Alongside advice on how to do this one. If people could also offer general advice on taking partial sums that would be greatly appreciated.

Answer 1

The series converges by the comparison test, for example. Now:$$\frac1{k(k+p)}=\frac1p\left(\frac1k-\frac1{k+p}\right)\implies$$

$$\sum_{n=1}^{2p}\frac1{k(k+p)}=\frac1p\left(1-\color{red}{\frac1{p+1}}+\ldots+\frac1p-\color{green}{\frac1{2p}}+\color{red}{\frac1{p+1}}-\frac1{2p+1}+\ldots+\color{green}{\frac1{2p}}-\frac1{3p}\right)$$

Let us write the summands in columns, the plus sign column and the minus sign column:

$$\begin{align*}&\frac11&-\frac1{p+1}\\ &\frac12&-\frac1{2+p}\\ &\frac13&-\frac1{3+p}\\&\ldots&\ldots\\ &\frac1p&-\frac1{2p}\\ &\frac1{p+1}&-\frac1{2p+1}\\ &\ldots&\ldots\\ &\frac1{2p}&-\frac1{3p}\end{align*}$$

We can see the first $\;p\;$ plus summands remain, whereas the first minus summands cancel with the last $\;p\;$ plus summands, and this is so no matter what multiple $\;mp\;$ we take, so passing to the limit when $\;m\to\infty\;$, we get the sum

$$\frac1p\left(1+\frac12+\ldots+\frac1p\right)$$

Answer 2

Hint: Write $$\frac1{k(k+p)}=\frac{A}{k}+\frac{B}{k+p}.$$ Solve for $A$ and $B,$ and you'll find that the series does telescope.

Added: Now that I'm back at my computer and have a little time, and now that you've accepted an answer, I'll expand on my own.

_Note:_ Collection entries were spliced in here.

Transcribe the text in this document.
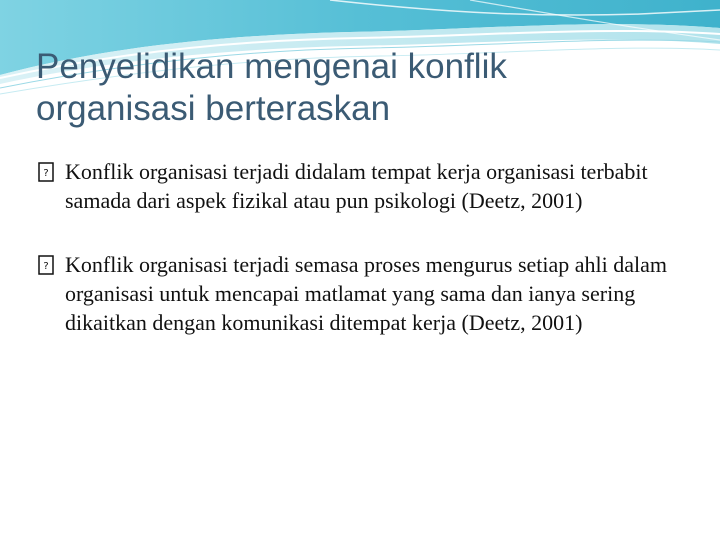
Penyelidikan mengenai konflik
organisasi berteraskan
? Konflik organisasi terjadi didalam tempat kerja organisasi terbabit samada dari aspek fizikal atau pun psikologi (Deetz, 2001)
? Konflik organisasi terjadi semasa proses mengurus setiap ahli dalam organisasi untuk mencapai matlamat yang sama dan ianya sering dikaitkan dengan komunikasi ditempat kerja (Deetz, 2001)
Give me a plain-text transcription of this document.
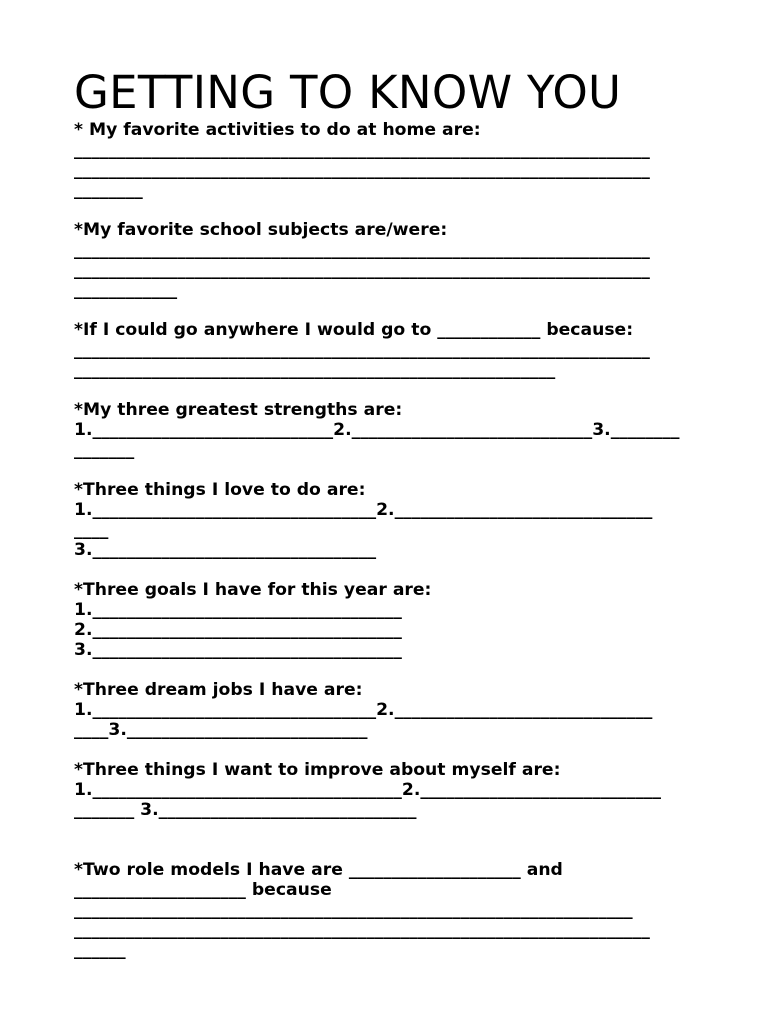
GETTING TO KNOW YOU

* My favorite activities to do at home are:

___________________________________________________________________

___________________________________________________________________

________

*My favorite school subjects are/were:

___________________________________________________________________

___________________________________________________________________

____________

*If I could go anywhere I would go to ____________ because:

___________________________________________________________________

________________________________________________________

*My three greatest strengths are:

1.____________________________2.____________________________3.________

_______

*Three things I love to do are:

1._________________________________2.______________________________

____

3._________________________________

*Three goals I have for this year are:

1.____________________________________

2.____________________________________

3.____________________________________

*Three dream jobs I have are:

1._________________________________2.______________________________

____3.____________________________

*Three things I want to improve about myself are:

1.____________________________________2.____________________________

_______ 3.______________________________

*Two role models I have are ____________________ and

____________________ because

_________________________________________________________________

___________________________________________________________________

______
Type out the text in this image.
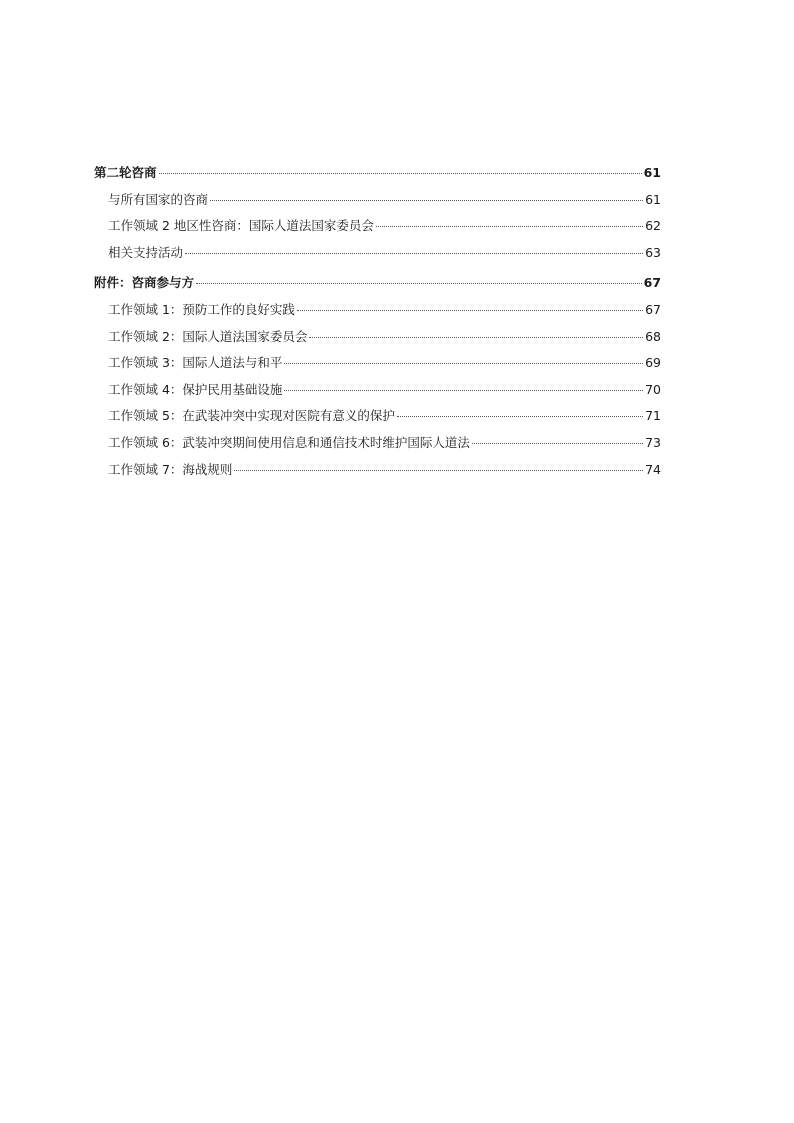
第二轮咨商	61
与所有国家的咨商	61
工作领域 2 地区性咨商：国际人道法国家委员会	62
相关支持活动	63
附件：咨商参与方	67
工作领域 1：预防工作的良好实践	67
工作领域 2：国际人道法国家委员会	68
工作领域 3：国际人道法与和平	69
工作领域 4：保护民用基础设施	70
工作领域 5：在武装冲突中实现对医院有意义的保护	71
工作领域 6：武装冲突期间使用信息和通信技术时维护国际人道法	73
工作领域 7：海战规则	74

You should readily find that $A=\frac1p$ and $B=-\frac1p.$ Consequently, we can rewrite the series as $$\frac1p\sum_{k=1}^\infty\left(\frac1k-\frac1{k+p}\right).$$ To prove convergence and find the limit, it will suffice to consider the partial sums $$S_n:=\frac1p\sum_{k=1}^n\left(\frac1k-\frac1{k+p}\right).$$ We'd like to get this into a more convenient form, as a difference of sums, rather than a sum of differences. That is, we'll rewrite it as $$S_n=\frac1p\sum_{k=1}^n\frac1k-\frac1p\sum_{k=1}^n\frac1{k+p},\tag{1}$$ which identity is readily proved by arithmetic properties.

Now, take any integer $m\ge1$ and note that $$\sum_{k=1}^{p+m}\frac1k=\sum_{k=1}^p\frac1k+\sum_{k=p+1}^{p+m}\frac1k.\tag{2}$$ On the other hand, $$\sum_{k=1}^{p+m}\frac1{k+p}=\sum_{k=1}^{p+m}\frac1{p+k}=\sum_{k=1}^m\frac1{p+k}+\sum_{k=m+1}^{p+m}\frac1{p+k}=\sum_{k=p+1}^{p+m}\frac1k+\sum_{k=m+1}^{p+m}\frac1{p+k}.\tag{3}$$

Consequently, by $(1)$ through $(3),$ we have for any integer $m\ge1$ that $$S_{p+m}=\frac1p\sum_{k=1}^p\frac1k-\frac1p\sum_{k=m+1}^{p+m}\frac1{p+k}=\frac1p\sum_{k=1}^p\frac1k-\frac1p\sum_{k=1}^p\frac1{p+m+k}.\tag{$\star$}$$ Now, for any such integer $m,$ we have $$0<\sum_{k=1}^p\frac1{p+m+k}<\sum_{k=1}^p\frac1{p+m+1}=\frac{p}{p+m+1},$$ so $$-\frac1{p+m+1}<-\frac1p\sum_{k=1}^p\frac1{p+m+1}<0,$$ and so by $(\star),$ we have $$-\frac1{p+m+1}<S_{p+m}-\frac1p\sum_{k=1}^p\frac1k<0$$ for all integers $m\ge1.$ A quick application of the Squeeze Theorem shows that the sequence of partial sums converges to $\frac1p\sum\limits_{k=1}^p\frac1k,$ proving series convergence and giving us its sum.